In my roles as a high school educator and as an Education Week teacher-advice blogger, I talk with a lot of educators, students, and parents in my local community of Sacramento, Calif., and throughout the United States.
Based on those conversations and on my own experience over the past few weeks, I’ve begun to wonder if we might be going about this whole “distance learning” thing all wrong.
My reasoning builds from the situation in my district, and so I acknowledge that in some school systems, remote learning may be going swimmingly. But my impression is that many other districts are in situations similar to Sacramento’s.
Here, 70 percent of the school year had already been completed by the time we closed. Of the remaining 30 percent, one week was going to be spring break, and two weeks were going to be devoted to state testing, when not much learning happens because of all the disruption that testing causes. The last two weeks of school are not known as times of high academic engagement, and our seniors miss one of those weeks anyway. So, with my district as an example, we’re talking about most students in the United States missing about 15 percent of learning time from one school year, which is not a huge portion of a 12- or 13-year school career.
On top of this time analysis, a recent study suggests that students learn in the first half of a school year at about twice the rate they do in the second half. I think many teachers’ experience would support that conclusion.
The upshot? The vast majority of students in our schools would have come out of the shutdowns just fine, even if we did not do distance learning the way it’s being typically done. In most places, that has meant teachers trying to continue to teach everybody.
What occurs in the final weeks of our school year will have a huge influence on how students feel."

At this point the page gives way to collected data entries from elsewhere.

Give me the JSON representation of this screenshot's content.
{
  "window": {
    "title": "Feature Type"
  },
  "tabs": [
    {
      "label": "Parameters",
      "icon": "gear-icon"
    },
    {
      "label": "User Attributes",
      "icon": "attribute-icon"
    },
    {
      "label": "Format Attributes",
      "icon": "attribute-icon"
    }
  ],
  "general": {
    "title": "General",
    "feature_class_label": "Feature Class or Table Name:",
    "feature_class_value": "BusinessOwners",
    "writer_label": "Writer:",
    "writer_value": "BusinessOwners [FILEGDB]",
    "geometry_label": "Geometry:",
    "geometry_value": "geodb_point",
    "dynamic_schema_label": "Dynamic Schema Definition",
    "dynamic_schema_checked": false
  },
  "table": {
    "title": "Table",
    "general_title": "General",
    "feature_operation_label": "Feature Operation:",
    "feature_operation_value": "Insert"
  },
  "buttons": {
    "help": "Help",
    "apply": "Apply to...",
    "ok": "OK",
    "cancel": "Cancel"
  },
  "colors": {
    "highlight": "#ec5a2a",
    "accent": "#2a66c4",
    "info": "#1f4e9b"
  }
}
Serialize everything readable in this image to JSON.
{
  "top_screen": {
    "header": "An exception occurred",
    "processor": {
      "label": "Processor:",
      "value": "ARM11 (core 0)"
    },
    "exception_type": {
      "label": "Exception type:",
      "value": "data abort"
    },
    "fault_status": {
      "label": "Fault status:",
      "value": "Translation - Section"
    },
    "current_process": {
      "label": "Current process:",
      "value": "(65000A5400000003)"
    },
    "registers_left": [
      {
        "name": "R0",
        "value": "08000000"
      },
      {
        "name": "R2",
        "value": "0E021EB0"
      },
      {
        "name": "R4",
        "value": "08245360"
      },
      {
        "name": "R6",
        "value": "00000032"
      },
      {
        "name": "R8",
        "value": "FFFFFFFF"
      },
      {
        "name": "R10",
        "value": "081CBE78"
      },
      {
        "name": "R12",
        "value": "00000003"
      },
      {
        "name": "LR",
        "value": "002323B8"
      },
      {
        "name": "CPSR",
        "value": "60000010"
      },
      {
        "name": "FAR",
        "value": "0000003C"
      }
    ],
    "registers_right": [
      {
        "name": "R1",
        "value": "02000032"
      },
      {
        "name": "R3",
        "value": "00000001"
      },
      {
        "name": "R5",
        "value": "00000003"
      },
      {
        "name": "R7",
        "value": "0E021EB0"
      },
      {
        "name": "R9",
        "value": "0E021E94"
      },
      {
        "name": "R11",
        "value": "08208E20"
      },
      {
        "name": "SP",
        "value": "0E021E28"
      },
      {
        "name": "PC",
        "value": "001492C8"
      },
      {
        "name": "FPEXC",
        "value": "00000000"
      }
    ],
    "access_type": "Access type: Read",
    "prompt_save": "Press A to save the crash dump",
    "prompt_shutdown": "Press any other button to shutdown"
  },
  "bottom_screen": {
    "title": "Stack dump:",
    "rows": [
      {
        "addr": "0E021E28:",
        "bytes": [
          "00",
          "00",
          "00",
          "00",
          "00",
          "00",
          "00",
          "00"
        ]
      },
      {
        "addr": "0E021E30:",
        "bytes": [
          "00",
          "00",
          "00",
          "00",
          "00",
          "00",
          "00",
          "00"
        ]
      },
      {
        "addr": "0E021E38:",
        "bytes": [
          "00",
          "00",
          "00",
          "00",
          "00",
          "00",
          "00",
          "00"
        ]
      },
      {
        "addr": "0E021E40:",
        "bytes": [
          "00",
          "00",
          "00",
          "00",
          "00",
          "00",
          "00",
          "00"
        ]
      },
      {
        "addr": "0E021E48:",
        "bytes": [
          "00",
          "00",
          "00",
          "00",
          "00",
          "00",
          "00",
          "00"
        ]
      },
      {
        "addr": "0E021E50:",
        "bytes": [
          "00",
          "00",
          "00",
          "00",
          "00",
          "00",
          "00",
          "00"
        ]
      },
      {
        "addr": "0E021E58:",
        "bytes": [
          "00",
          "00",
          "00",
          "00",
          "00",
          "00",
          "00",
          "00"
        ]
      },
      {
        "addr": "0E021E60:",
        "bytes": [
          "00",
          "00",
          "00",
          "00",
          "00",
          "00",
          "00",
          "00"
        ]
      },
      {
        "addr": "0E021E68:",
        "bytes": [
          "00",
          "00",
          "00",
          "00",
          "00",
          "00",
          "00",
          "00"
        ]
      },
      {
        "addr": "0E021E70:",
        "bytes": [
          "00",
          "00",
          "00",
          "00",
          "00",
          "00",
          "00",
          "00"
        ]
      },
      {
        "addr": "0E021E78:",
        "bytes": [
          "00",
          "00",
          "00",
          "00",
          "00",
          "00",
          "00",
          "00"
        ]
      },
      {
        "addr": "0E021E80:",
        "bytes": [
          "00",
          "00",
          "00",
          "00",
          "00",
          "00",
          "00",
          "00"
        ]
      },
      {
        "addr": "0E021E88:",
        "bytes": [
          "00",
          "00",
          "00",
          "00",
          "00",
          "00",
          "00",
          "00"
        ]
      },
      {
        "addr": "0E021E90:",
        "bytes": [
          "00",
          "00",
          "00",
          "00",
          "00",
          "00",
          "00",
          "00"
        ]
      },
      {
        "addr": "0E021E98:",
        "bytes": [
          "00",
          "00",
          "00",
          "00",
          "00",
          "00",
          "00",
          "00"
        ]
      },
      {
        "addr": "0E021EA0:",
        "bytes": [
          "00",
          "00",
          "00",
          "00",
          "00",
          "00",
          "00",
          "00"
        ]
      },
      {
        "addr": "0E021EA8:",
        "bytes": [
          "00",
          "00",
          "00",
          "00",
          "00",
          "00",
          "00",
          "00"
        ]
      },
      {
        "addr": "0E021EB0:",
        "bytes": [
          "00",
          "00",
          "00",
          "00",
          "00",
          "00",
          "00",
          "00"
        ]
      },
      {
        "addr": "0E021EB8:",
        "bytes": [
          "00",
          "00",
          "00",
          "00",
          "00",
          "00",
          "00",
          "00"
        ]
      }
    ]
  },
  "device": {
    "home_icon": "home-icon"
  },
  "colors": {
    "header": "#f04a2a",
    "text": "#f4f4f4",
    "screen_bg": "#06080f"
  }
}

If you accept the position that the end of the school year hasn’t usually accounted for much learning, you could easily wonder if teachers, students, and their families would have been better served if we had used this time differently. Instead of trying to mimic, as best we could, regular school, we could have instead:
1. Offered optional enrichment activities for those students and their families who wanted it rather than adding stress to their lives and the lives of teachers, too. In many cases, students were ridiculously overscheduled with classes and assignments. Would so many parents, students, and teachers now be saying they are “over” distance learning a few weeks into it? How might most be feeling if projects driven by students’ interests and talents had been the norm (sort of a universal “Genius Hour”)?

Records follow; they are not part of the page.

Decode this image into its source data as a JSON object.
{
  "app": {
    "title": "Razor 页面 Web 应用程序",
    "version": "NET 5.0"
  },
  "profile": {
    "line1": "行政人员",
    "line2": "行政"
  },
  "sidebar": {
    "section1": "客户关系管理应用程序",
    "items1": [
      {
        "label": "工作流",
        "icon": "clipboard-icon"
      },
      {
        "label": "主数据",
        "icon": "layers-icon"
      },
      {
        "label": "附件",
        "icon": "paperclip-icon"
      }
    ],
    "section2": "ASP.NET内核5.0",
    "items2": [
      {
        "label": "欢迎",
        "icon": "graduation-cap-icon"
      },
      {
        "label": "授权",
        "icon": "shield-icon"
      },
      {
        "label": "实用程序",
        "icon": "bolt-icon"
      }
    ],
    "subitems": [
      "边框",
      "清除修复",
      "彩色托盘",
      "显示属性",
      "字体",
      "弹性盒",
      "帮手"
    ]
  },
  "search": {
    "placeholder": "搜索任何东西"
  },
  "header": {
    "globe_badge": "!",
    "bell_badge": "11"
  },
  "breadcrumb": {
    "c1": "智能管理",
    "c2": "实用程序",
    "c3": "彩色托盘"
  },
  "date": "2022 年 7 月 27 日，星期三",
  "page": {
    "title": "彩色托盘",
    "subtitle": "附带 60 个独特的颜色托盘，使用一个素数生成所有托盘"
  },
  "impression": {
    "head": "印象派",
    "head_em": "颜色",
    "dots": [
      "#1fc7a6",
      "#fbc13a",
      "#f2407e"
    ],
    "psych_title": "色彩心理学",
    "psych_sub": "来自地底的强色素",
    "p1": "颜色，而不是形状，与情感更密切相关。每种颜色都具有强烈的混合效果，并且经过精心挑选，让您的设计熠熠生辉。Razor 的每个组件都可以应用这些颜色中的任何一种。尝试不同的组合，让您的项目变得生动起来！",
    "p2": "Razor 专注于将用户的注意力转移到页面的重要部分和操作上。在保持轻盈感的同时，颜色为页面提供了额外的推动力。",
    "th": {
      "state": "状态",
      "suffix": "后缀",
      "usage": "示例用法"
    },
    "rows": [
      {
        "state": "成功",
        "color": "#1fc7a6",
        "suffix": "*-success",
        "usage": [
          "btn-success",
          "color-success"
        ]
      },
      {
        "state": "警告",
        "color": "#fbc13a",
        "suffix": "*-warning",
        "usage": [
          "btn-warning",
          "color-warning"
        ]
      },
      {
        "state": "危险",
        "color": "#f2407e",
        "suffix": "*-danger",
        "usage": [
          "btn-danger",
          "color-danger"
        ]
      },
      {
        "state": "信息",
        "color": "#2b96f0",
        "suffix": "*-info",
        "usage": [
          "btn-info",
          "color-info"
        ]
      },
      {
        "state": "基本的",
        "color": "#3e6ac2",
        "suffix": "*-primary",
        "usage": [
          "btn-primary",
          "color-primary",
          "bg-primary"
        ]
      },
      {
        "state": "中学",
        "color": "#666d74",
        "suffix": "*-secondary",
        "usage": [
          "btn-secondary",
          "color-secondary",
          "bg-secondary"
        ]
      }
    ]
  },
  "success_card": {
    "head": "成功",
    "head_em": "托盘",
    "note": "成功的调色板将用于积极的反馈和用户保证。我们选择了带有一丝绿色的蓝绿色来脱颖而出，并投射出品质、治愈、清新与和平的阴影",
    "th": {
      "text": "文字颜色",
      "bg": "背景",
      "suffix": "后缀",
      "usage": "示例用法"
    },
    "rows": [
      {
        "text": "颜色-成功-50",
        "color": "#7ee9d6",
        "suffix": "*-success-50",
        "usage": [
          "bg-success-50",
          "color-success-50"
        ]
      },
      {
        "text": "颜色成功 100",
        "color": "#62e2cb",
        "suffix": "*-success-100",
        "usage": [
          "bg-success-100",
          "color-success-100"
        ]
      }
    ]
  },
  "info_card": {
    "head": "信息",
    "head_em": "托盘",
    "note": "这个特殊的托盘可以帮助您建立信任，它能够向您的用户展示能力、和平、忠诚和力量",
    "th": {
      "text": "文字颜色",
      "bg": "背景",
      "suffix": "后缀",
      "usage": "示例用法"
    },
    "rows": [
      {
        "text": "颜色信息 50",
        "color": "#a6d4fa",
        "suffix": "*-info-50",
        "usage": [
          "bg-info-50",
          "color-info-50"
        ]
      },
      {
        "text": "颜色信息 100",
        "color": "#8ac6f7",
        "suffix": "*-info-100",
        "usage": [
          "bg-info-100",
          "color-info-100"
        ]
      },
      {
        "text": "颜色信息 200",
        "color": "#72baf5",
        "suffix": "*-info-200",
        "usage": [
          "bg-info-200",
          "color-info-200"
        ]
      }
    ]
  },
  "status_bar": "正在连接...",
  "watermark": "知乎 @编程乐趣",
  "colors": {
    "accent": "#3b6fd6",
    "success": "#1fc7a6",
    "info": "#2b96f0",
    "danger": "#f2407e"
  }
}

2. Focused on supporting the most vulnerable populations of students–English-language learners, those with special needs, and students who are at risk of failing or dropping out. Those are the students most affected by “opportunity gaps,” and the ones, it seems to me and others, who are most hurt by the school closures. For example, instead of just having one weekly 15-minute individual conference call with each of the ELL Newcomers participating in my daily half-hour live class, I could also have had the time for a one-hour individual lesson with every student each week. (That’s not possible now because of the 82 students I have to teach in my other classes.)

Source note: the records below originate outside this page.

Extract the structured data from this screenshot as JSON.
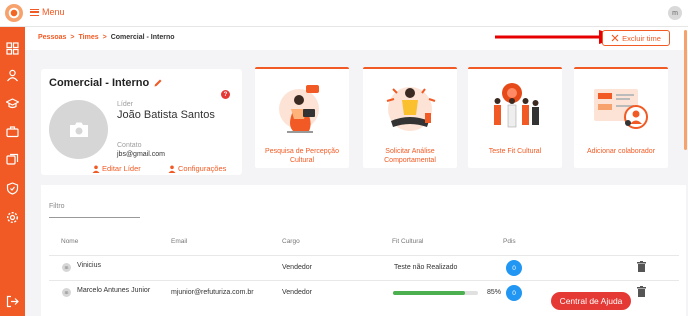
{
  "topbar": {
    "menu_label": "Menu",
    "user_initial": "m"
  },
  "sidebar": {
    "items": [
      "dashboard-icon",
      "people-icon",
      "graduation-icon",
      "briefcase-icon",
      "copy-icon",
      "shield-icon",
      "gear-icon"
    ],
    "logout_icon": "logout-icon"
  },
  "breadcrumb": {
    "items": [
      "Pessoas",
      "Times",
      "Comercial - Interno"
    ],
    "separator": ">"
  },
  "header": {
    "delete_label": "Excluir time",
    "accent": "#f15a24"
  },
  "team": {
    "title": "Comercial - Interno",
    "help": "?",
    "leader_label": "Líder",
    "leader_name": "João Batista Santos",
    "contact_label": "Contato",
    "contact_email": "jbs@gmail.com",
    "edit_leader": "Editar Líder",
    "settings": "Configurações"
  },
  "actions": [
    {
      "label": "Pesquisa de Percepção Cultural"
    },
    {
      "label": "Solicitar Análise Comportamental"
    },
    {
      "label": "Teste Fit Cultural"
    },
    {
      "label": "Adicionar colaborador"
    }
  ],
  "table": {
    "filter_label": "Filtro",
    "headers": [
      "Nome",
      "Email",
      "Cargo",
      "Fit Cultural",
      "Pdis"
    ],
    "rows": [
      {
        "initial": "m",
        "name": "Vinicius",
        "email": "",
        "cargo": "Vendedor",
        "fit_text": "Teste não Realizado",
        "fit_pct": null,
        "pdis": "0"
      },
      {
        "initial": "m",
        "name": "Marcelo Antunes Junior",
        "email": "mjunior@refuturiza.com.br",
        "cargo": "Vendedor",
        "fit_text": "85%",
        "fit_pct": 85,
        "pdis": "0"
      }
    ]
  },
  "help_button": "Central de Ajuda",
  "colors": {
    "primary": "#f15a24",
    "danger": "#e53935",
    "badge": "#2196f3",
    "progress": "#4caf50"
  }
}
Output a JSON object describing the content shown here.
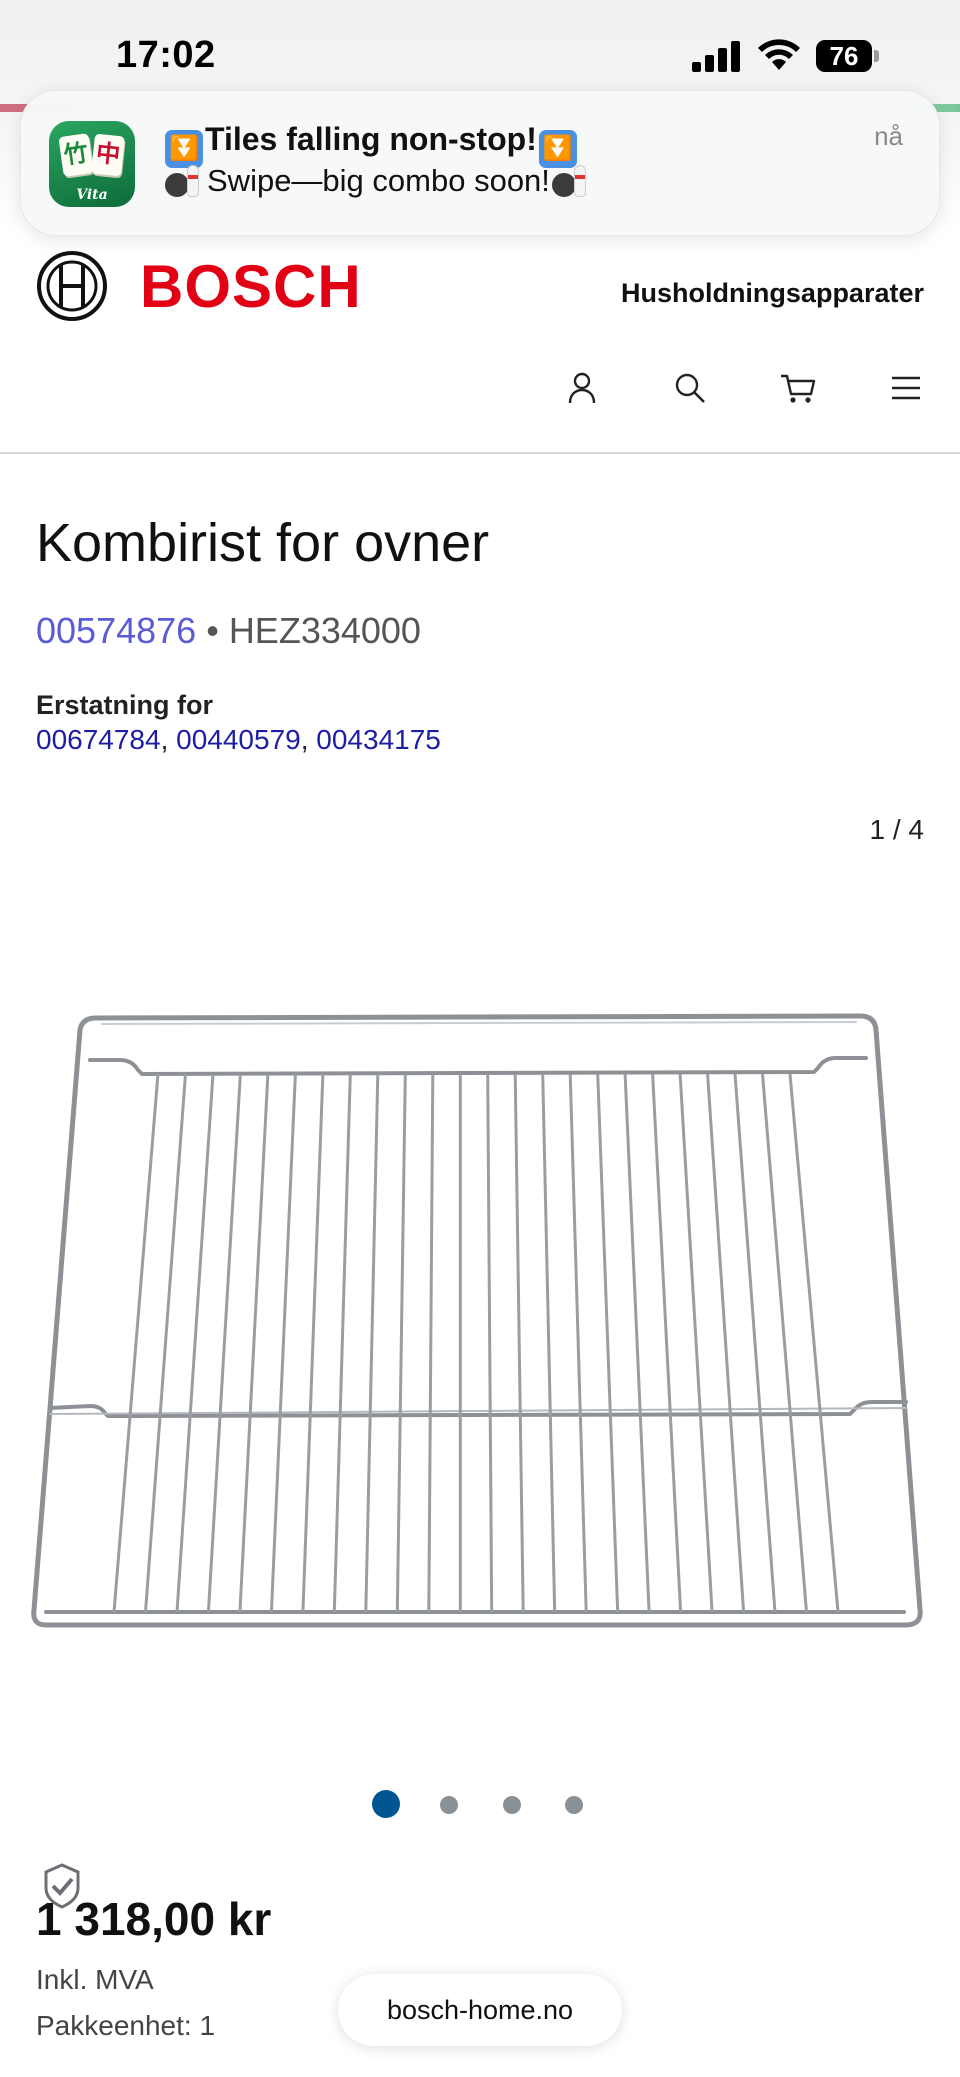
{
  "status_bar": {
    "time": "17:02",
    "battery": "76"
  },
  "notification": {
    "line1": "Tiles falling non-stop!",
    "line2": "Swipe—big combo soon!",
    "time": "nå",
    "app_icon_label": "Vita"
  },
  "header": {
    "brand": "BOSCH",
    "category": "Husholdningsapparater",
    "icons": [
      "account-icon",
      "search-icon",
      "cart-icon",
      "menu-icon"
    ],
    "brand_color": "#e20015"
  },
  "product": {
    "title": "Kombirist for ovner",
    "part_number": "00574876",
    "separator": "•",
    "model": "HEZ334000",
    "replacement_label": "Erstatning for",
    "replacements": [
      "00674784",
      "00440579",
      "00434175"
    ],
    "gallery_counter": "1 / 4",
    "gallery_total": 4,
    "gallery_active": 1,
    "price": "1 318,00 kr",
    "vat_note": "Inkl. MVA",
    "pack_unit": "Pakkeenhet: 1"
  },
  "browser": {
    "url": "bosch-home.no"
  },
  "colors": {
    "accent_blue": "#005691",
    "link_blue": "#1d1da6",
    "part_number_color": "#5b5bd6"
  }
}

3. Planning for the kind of hybrid teaching we’re likely going to have to do for the next two years until there is a vaccine, along with training on issues relevant to both physical and virtual classrooms—culturally responsive teaching, ways to create the conditions for student intrinsic motivation, and more. Most of us have been thrust into this remote- teaching environment with very little training, and, if we’re honest, it shows. In addition, addressing issues around equity and racism is not a strong point of many of us in the physical classroom, and that’s unlikely to change in remote teaching, either, without additional support.
“Shoulda, coulda, woulda” is often not a particularly helpful approach to challenges facing anybody. In this case, however, it may not be too late to make some changes.
During the final weeks of school, are there districts nimble enough to pivot toward enrichment for most and a greater focus on our most vulnerable populations?
We could consider Nobel Prize winner and psychologist Daniel Kahneman’s analysis of what we remember of a particular life episode. According to Kahneman, the memory is comprised of the one or two “peak” moments we have had combined with how our story ends (this is known as the “Peak/End Rule”). That’s what the “remembering self” takes away, and it’s those memories we use to frame future decisions.
From this perspective, what occurs in the final weeks of our school year will have a huge influence on how students feel about—and make future decisions related to—learning and schooling, and we should do everything possible to ensure that they carry a positive feeling forward.
Alternately, more districts could follow the lead of those that are already planning to end their school year early. What if more districts closed early and then used the time remaining for truly useful professional development? What could the next two years look like if educators spent several weeks now learning and planning instead of ending the year, as many will, drained and discouraged?
Let’s not be driven by the sunk-costs fallacy. If there is a better way for our students, their families, and us teachers, then let’s choose it now.